Wednesday, August 5, 2015

Great Expectations

Two of my Internet Friends were stressing over someone coming their respective homes and it being "a disaster".  Most of us can relate.

It doesn't matter why their homes are messy or why they didn't clean it. I'm not even going to go off on a Feminist Rant about why they perceive this as their "responsibility".  All I know is I've been there so many times I've maxed out how many reward points I can earn in this club.

Should I, or anyone, feel guilty about a messy house?

The correct answer is "No."

(You know how you Google something and then have to search through a bunch of links before you find exactly what you're looking for?   Go check out the results for "should I feel guilty about a messy house". I scrolled through four pages before finding something that wasn't related to "No".)

But we do feel guilty.  If you don't, then bless you for making peace with it.

Preferring your home to be clean and tidy is not the same as feeling guilty when it's not.   If you're the type of person who has the desire, as well as the time, energy, organizational skills, and the all-important freedom from disabilities to achieve clutter-free surfaces a person can eat off of, then you get down with your bad self and go for it. If you lack any of the necessary components between desire and achievement, give yourself a break and do what you are able to do.

(Here is where we give our collective sigh and bob our heads while chanting "I know... I know... but....")

I have the desire to keep the house clean.  I want to keep up with the dog fur, spots on the floor, the laundry, the dust, and the several hundred unfinished projects around here. I can't.  As I said, the "why" doesn't matter.  I am unable to accomplish the tasks I want to do and I struggle with accepting it. But why do I expect more from myself than I am able to give? Who put these impossible expectations in my head? Parents? (doubtful) School? (no, good try...) June Cleaver? (ha... nope.) The little devil on my left shoulder? (getting warmer...) It actually doesn't matter how they got there. Living up to unrealistic (self-imposed, implied or explicit) expectations is a big waste of living. If it causes anxiety, it's too much. There is a lot out there that is too much for me and my tolerance level is dynamic. How do I learn to accept the current limit of my abilities?  I have no idea. If you have any suggestions beyond the "just don't" or "just do" pseudo-help, I'm all ears.

Of course being a perfectionist is a problem. It took me so long to come to terms with the fact that I am a perfectionist because I'm not particularly good at it. I don't have the conscious compulsion to be perfect. My mind has cleverly figured out how to torture me with this through semantics: I don't need to do something perfectly. I just need to do it correctly.  I'm a bad perfectionist and it took me years of circular reasoning to see it.

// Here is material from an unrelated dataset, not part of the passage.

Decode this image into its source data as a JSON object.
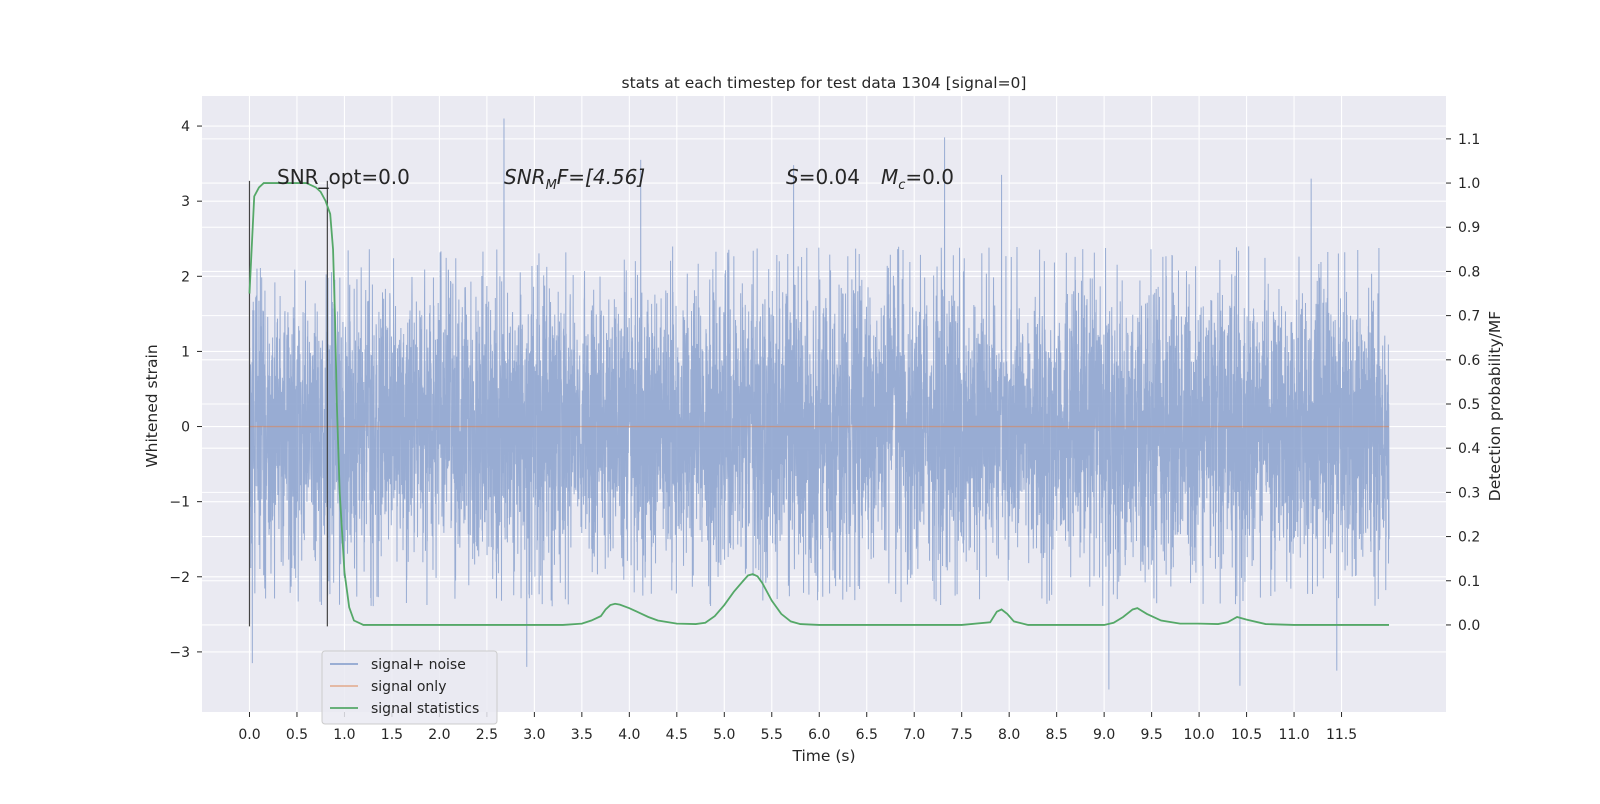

I had said to both Internet Friends that whoever was visiting wasn't coming to check out their homes.  They dutifully bobbed their heads and said "I know... I know... but...." Honestly?  When I'm at someone's house and it's perfectly clean, I know they cleaned because I was coming over and I know they stressed about it. I'm supposed feel good that my visit was worth the effort. Isn't that one of the reasons we do it? Cleaning the house before people come over is supposed to show them they are important to us but what it really says is "I don't want you to judge me."   I look at my friends' sparkling home and end up judging myself because back at my place there's laundry sitting in the dryer, a pan from breakfast on the range, and tumbleweeds of dog fur rolling in the breeze. Theoretically it's so easy to clean as I go, put my clothes in the hamper instead of dropping them on the floor, sweep up dog fur while the coffee is brewing. Some days, I can.  Most days, I can't.

I went over to a friend's house a few months ago.  Her house was a wreck. Yes, I noticed but I wasn't horrified. I wasn't even concerned.  I know she has kids and a home-based business.  I know she's usually running around like a maniac. I know she deals with depression. She didn't apologize for it.  She didn't make excuses. The best part of this? We're relatively new friends and not only did I not care about the mess but I felt honored that she trusted me enough to know I wouldn't judge her.

Why can't I stop judging myself?

There are so many wonderful blog posts and books that discuss how perfectionism, guilty, shame, self-esteem, depression, and anxiety are all interwoven. What I haven't found yet is a set of instructions on how to transfer what I know in my head to feeling it in my heart. I need to know how to live it.  Little by little, I'll get there.  This post was a step; I didn't give into my habit of defending why I did/didn't do something.  And it only took me 6 drafts!



Edit:  If you are having trouble keeping up with your own home and need some guidance and/or motivation, check out UFYH..... but only if you don't mind some colorful language.